L’histoire de l’approvisionnement de Paris est intimement liée à l’ingéniosité de ses maraîchers. Bien avant l’ère industrielle, ces cultivateurs ont su transformer les contraintes de la densité urbaine en une force productive exceptionnelle. L’expérience des maraîchers de Paris montre l’évolution de l’enrichissement du sol de manière naturelle, en milieu urbain. Il faut reconnaître que ces maraîchers pouvaient nourrir le million d’habitants de la ville de Paris. Celle-ci était la plus peuplée d’Europe au début du XIXe siècle.

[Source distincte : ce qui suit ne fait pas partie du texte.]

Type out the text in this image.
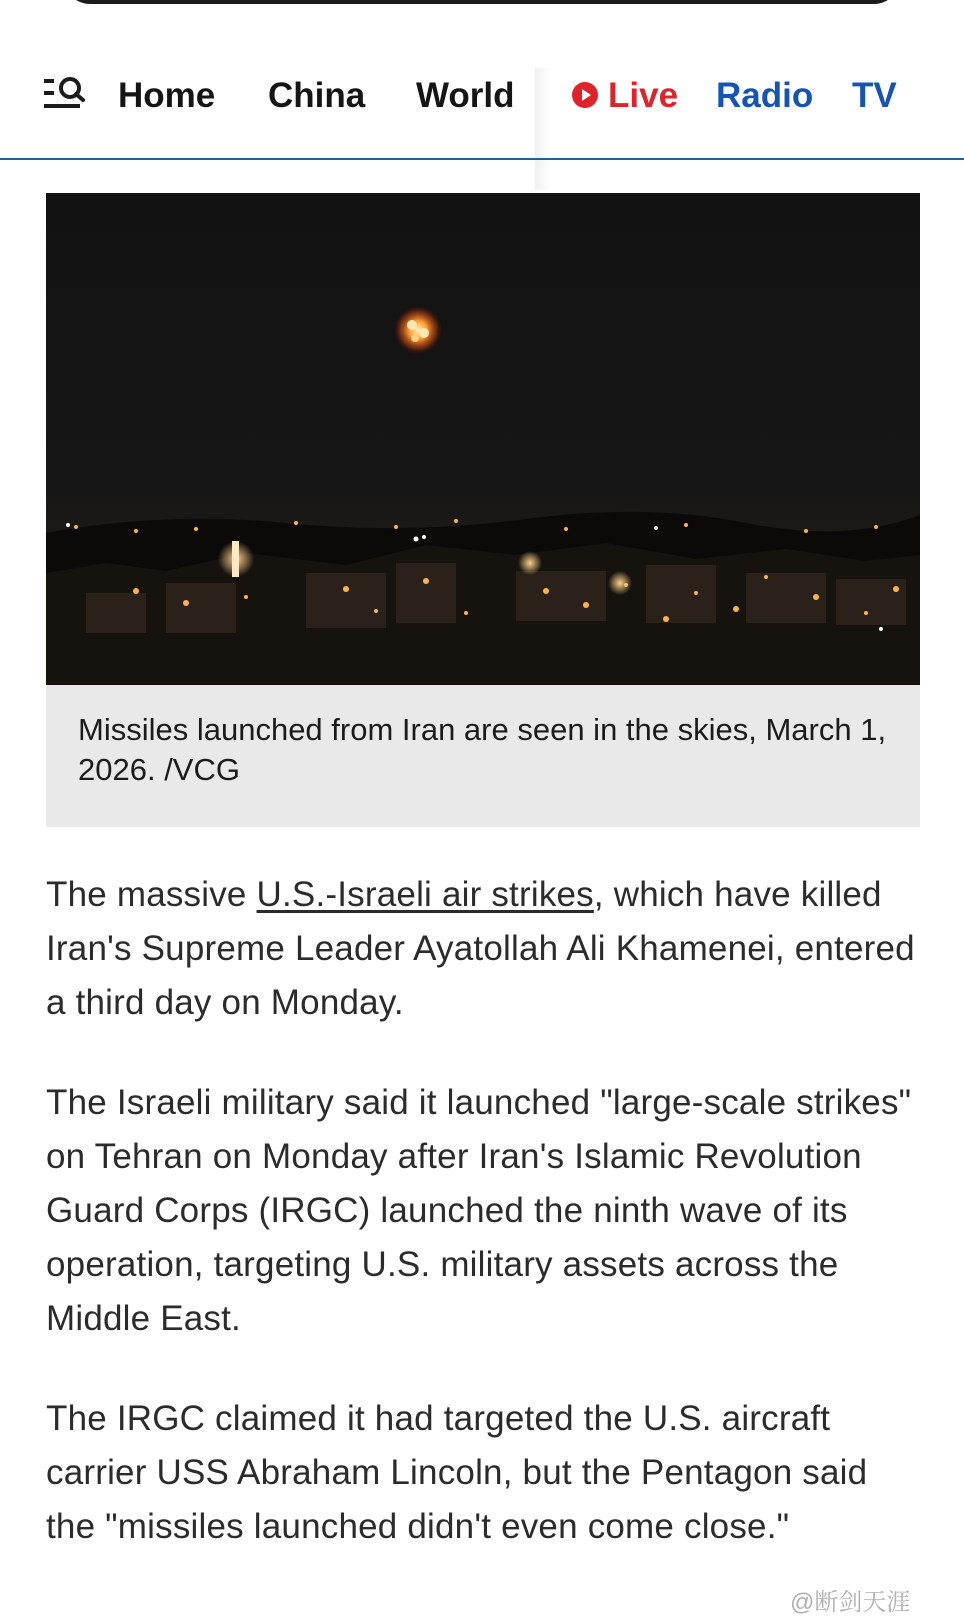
Home China World	Live Radio TV

Missiles launched from Iran are seen in the skies, March 1, 2026. /VCG

The massive U.S.-Israeli air strikes, which have killed Iran's Supreme Leader Ayatollah Ali Khamenei, entered a third day on Monday.

The Israeli military said it launched "large-scale strikes" on Tehran on Monday after Iran's Islamic Revolution Guard Corps (IRGC) launched the ninth wave of its operation, targeting U.S. military assets across the Middle East.

The IRGC claimed it had targeted the U.S. aircraft carrier USS Abraham Lincoln, but the Pentagon said the "missiles launched didn't even come close."

@断剑天涯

Les racines médiévales et l’expansion spatiale
Dès le Moyen-âge, les anciens avaient considéré la partie nord de Paris comme la plus fertile. Ainsi donc, les maraîchers, qui à l’origine, utilisaient les marais de Paris sont remontés petit à petit vers le nord en restant toujours intramuros au gré des constructions successives des fortifications. Paris est la plus grosse agglomération d’Europe occidentale du Moyen Âge à la Révolution industrielle. Elle occupe le centre du Bassin parisien. La Seine et ses affluents lui offrent un réseau de communications fondamental avant l’avènement du chemin de fer. Le plateau de loess au nord de Paris est une des terres les plus fertiles qui soient. Les limites de l’agglomération parisienne n’ont jamais coïncidé avec les enceintes successives de Paris qui, jusqu’au 19ème siècle, a abrité des espaces agricoles intramuros. La toponymie parisienne en a gardé des traces comme la rue des Maraîchers dans l’est parisien.

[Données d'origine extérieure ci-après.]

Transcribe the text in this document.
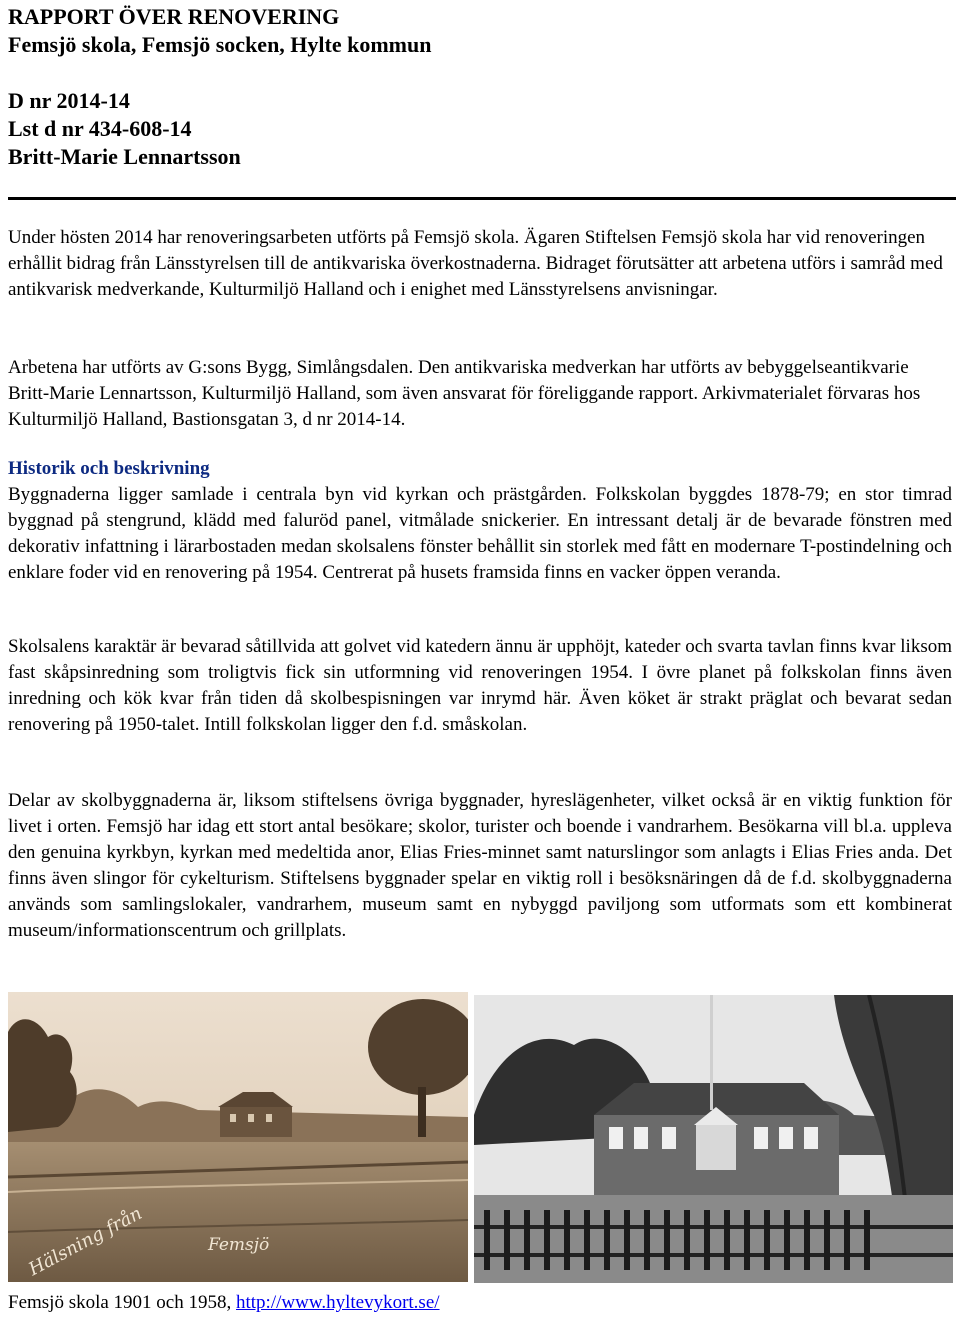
RAPPORT ÖVER RENOVERING
Femsjö skola, Femsjö socken, Hylte kommun
D nr 2014-14
Lst d nr 434-608-14
Britt-Marie Lennartsson

Under hösten 2014 har renoveringsarbeten utförts på Femsjö skola. Ägaren Stiftelsen Femsjö skola har vid renoveringen erhållit bidrag från Länsstyrelsen till de antikvariska överkostnaderna. Bidraget förutsätter att arbetena utförs i samråd med antikvarisk medverkande, Kulturmiljö Halland och i enighet med Länsstyrelsens anvisningar.

Arbetena har utförts av G:sons Bygg, Simlångsdalen. Den antikvariska medverkan har utförts av bebyggelseantikvarie Britt-Marie Lennartsson, Kulturmiljö Halland, som även ansvarat för föreliggande rapport. Arkivmaterialet förvaras hos Kulturmiljö Halland, Bastionsgatan 3, d nr 2014-14.

Historik och beskrivning

Byggnaderna ligger samlade i centrala byn vid kyrkan och prästgården. Folkskolan byggdes 1878-79; en stor timrad byggnad på stengrund, klädd med faluröd panel, vitmålade snickerier. En intressant detalj är de bevarade fönstren med dekorativ infattning i lärarbostaden medan skolsalens fönster behållit sin storlek med fått en modernare T-postindelning och enklare foder vid en renovering på 1954. Centrerat på husets framsida finns en vacker öppen veranda.

Skolsalens karaktär är bevarad såtillvida att golvet vid katedern ännu är upphöjt, kateder och svarta tavlan finns kvar liksom fast skåpsinredning som troligtvis fick sin utformning vid renoveringen 1954. I övre planet på folkskolan finns även inredning och kök kvar från tiden då skolbespisningen var inrymd här. Även köket är strakt präglat och bevarat sedan renovering på 1950-talet. Intill folkskolan ligger den f.d. småskolan.

Delar av skolbyggnaderna är, liksom stiftelsens övriga byggnader, hyreslägenheter, vilket också är en viktig funktion för livet i orten. Femsjö har idag ett stort antal besökare; skolor, turister och boende i vandrarhem. Besökarna vill bl.a. uppleva den genuina kyrkbyn, kyrkan med medeltida anor, Elias Fries-minnet samt naturslingor som anlagts i Elias Fries anda. Det finns även slingor för cykelturism. Stiftelsens byggnader spelar en viktig roll i besöksnäringen då de f.d. skolbyggnaderna används som samlingslokaler, vandrarhem, museum samt en nybyggd paviljong som utformats som ett kombinerat museum/informationscentrum och grillplats.

Hälsning från	Femsjö
Femsjö skola 1901 och 1958, http://www.hyltevykort.se/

L’invention d’une économie circulaire urbaine
Les maraîchers de Paris ont inventé l’économie circulaire depuis la fondation de la ville jusqu’à la révolution industrielle. La saleté des rues était omniprésente. Bien avant la lettre, pour assainir les rues de Paris, les maraîchers de Paris se sont appropriés les déchets. Le cheval pour les bourgeois et les militaires, les bœufs pour les chariots de marchandises, sont les moyens de transport les plus courants. Les déjections de ces animaux tombaient sur les chemins. Les « boueux », métier à part entière, ramassaient les excréments des animaux ainsi que tous les déchets organiques rejetés par les habitants. Les boueux les transportaient et les revendaient aux maraîchers. Ces derniers les utilisent comme engrais.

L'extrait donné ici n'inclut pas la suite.